So my Dad got me a gun belt and holster for Christmas along with some ammo.  I used the ammo today and it blew out the barrel of my favorite pistol.  Obviously the load was too strong.  I had a Uberti Colt clone in .45 LC with a 5.5 inch barrel.  Whats the strongest load one can use for these pistols?  I didn't know these were too strong.  My Dad had put them in the cartridge loops. 

Thanks

David

Singing Bear

Most commercial loads state on the box that they are specifically for use in Colts and replicas or for Cowboy Action Shooting.   Others are meant for self defense or hunting and should only be used in most Ruger single action revolvers, S&W's or other "modern" guns. 

What kind of box did these come in?  If they were commercial, there should have been somekind of disclaimer printed on the box.   If they were handloads, most reloading manuals have a reloading section specifically for Colts and replicas and these specs should have been used.   He may have used the specs from the "Rugers only" section?

St. George

Double-check your ammunition's headstamp on the base of the cartridge, but if it's simple .45 Long Colt, .45 Colt or .45 S&W - there shouldn't've been a problem.

If what you describe is accurate - it sounds a lot like there was an obstruction in the barrel - perhaps a forgotten cleaning patch, or snow, or something similar.

Vaya,

Scouts Out!

"It Wasn't Cowboys and Ponies - It Was Horses and Men.
It Wasn't Schoolboys and Ladies - It Was Cowtowns and Sin..."

Deadeye Don

I agree with St. George.  The Ubertis are even strong enough to shoot Winchester silvertip hollow points as I have done it.  I dont recommend doing so routinely, but unless you put a couple hundred rounds of self defense ammo  through that gun, it certainly should not have had a catastrophic failure like you describe.  If you have any of the ammo left take a picture of it with the head stamp as clear as possible and post it here.  I would also check out St Georges theory as it seems very plausible to me.
Great Lakes Freight and Mining Company

Dead Eye Dave

Thanks for the replies.  It does say .45 Colt on the headstamp.  And the obstruction idea is making sense.  A sheriff's deputy and gunsmith I know has said the same thing.  He thought that if it was pressure failure that it should occur at the cylinder and not the barrel.  The bullets are only 255 grain and I have shot Cowboy Action loads that were stronger than that.  He also thought that maybe a squib load didn't clear the barrel.

DB

Wild Ben Raymond

Quote from: St. George on January 05, 2008, 01:37:12 PM
Double-check your ammunition's headstamp on the base of the cartridge, but if it's simple .45 Long Colt, .45 Colt or .45 S&W - there shouldn't've been a problem.

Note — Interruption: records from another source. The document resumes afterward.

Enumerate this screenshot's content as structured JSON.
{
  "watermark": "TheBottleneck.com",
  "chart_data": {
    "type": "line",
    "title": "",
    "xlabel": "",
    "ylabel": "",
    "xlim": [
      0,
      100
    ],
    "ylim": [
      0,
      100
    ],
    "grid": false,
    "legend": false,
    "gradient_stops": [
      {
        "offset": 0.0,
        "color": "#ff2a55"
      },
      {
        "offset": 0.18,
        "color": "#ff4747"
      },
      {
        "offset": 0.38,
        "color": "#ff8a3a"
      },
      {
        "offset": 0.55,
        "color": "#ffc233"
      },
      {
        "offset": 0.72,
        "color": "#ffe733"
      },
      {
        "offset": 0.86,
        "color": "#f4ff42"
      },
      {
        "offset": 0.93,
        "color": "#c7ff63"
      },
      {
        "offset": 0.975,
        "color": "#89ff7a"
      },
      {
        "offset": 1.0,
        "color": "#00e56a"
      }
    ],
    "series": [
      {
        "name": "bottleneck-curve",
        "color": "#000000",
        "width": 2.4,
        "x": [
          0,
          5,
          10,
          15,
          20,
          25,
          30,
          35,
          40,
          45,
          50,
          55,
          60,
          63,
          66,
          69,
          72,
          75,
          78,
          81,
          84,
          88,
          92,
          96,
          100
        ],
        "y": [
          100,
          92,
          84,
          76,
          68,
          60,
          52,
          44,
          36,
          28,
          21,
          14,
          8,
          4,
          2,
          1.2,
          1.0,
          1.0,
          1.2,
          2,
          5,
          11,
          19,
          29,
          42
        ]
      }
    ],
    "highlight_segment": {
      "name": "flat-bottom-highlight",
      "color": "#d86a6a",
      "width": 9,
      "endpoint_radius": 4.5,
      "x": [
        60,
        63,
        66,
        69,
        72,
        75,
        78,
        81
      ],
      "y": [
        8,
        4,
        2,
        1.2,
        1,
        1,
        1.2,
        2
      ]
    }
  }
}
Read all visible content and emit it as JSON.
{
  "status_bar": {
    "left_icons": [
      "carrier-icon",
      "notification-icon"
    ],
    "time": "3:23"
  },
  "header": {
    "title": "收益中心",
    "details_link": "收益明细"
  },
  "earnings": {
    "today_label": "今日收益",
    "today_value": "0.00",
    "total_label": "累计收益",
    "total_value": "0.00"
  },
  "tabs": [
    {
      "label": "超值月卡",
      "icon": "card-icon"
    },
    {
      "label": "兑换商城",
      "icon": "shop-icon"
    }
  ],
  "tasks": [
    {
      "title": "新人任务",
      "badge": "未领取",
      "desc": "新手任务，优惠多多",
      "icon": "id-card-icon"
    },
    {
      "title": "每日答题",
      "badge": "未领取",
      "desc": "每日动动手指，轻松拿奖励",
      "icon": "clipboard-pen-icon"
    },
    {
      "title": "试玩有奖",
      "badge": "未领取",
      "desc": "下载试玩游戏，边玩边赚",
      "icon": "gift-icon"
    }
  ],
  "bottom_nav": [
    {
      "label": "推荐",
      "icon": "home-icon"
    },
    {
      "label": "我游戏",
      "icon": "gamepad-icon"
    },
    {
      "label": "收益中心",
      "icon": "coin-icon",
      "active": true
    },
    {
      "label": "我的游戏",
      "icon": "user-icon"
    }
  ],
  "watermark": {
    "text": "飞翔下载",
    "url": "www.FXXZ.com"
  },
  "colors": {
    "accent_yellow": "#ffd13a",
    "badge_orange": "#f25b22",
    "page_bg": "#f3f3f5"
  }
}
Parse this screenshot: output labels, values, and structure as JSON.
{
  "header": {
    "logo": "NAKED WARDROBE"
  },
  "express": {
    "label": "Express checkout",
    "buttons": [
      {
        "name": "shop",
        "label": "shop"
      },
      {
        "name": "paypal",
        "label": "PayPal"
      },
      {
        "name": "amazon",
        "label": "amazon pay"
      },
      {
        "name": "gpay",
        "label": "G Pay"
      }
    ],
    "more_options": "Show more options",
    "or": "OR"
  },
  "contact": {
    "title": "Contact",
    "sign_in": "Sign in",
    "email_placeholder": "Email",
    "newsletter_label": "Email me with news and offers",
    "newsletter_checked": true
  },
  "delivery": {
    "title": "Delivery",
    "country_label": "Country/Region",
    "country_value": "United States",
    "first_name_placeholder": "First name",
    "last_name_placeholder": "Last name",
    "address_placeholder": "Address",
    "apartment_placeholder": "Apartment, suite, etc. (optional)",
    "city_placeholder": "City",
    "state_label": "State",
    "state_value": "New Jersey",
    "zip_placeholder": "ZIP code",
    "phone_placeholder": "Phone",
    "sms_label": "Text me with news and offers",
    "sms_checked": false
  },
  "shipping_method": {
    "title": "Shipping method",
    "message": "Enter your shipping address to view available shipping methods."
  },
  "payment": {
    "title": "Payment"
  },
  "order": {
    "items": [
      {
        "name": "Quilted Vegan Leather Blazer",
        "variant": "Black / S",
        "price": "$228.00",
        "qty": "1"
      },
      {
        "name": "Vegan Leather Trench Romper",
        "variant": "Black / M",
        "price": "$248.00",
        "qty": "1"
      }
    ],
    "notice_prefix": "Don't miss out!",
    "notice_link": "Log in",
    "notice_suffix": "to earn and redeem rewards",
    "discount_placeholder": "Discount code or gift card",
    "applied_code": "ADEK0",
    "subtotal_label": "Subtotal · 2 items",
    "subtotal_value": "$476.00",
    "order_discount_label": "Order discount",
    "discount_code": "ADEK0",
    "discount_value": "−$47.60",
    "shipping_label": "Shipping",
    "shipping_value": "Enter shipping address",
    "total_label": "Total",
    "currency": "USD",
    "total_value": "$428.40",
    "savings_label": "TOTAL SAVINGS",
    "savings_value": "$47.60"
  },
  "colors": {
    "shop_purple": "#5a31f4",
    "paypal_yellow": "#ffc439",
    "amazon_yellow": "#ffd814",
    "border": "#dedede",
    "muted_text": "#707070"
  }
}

If what you describe is accurate - it sounds a lot like there was an obstruction in the barrel - perhaps a forgotten cleaning patch, or snow, or something similar.

Vaya,

Scouts Out!



I agree here, because usually the cylinder blows when you have too hot of load, long before the barrel would be damaged. I really sounds like there was some obstruction in the barrel. WBR


Deadeye Don

Tough break and lesson learned.  I am glad you werent injured in the process.  I have seen squibs occur in matches and but for the vigilance of posse members one shooter came very close to cranking off another round before he was stopped.  Regards.  Deadeye.
Great Lakes Freight and Mining Company

Delmonico

The cylinder would have been what would have went with an overload.

However I have a rule on any ammo, if it don't come out of a factory box, I break it down.  If it is a box or part of a box and I was not the one to buy it from the store, I look it over very carefully and make 110% sure it is factory ammo.  If I can't tell, I break it down.  I shoot only reloads that I have made. 

Nephew learned a lesson along this lines about a year and a half ago, bought some reloaded 308 at a gun show and not from and establish comerial reloader. (I consider this factory ammo)  30th or so of 50 took a Ruger M77 apart.  I disected every left over round, looks like 231 in varied amounts per round mixed in with what looks like 748.

Mongrel Historian


Always get the water for the coffee upstream from the herd.

Ab Ovo Usque ad Mala

The time has passed so quick, the years all run together now.

Dead Eye Dave

I am thinking it was a squib since I had fired two rounds with no problem.  And thanks again for all the comments ya'll have made.  I won't use that ammo again just in case.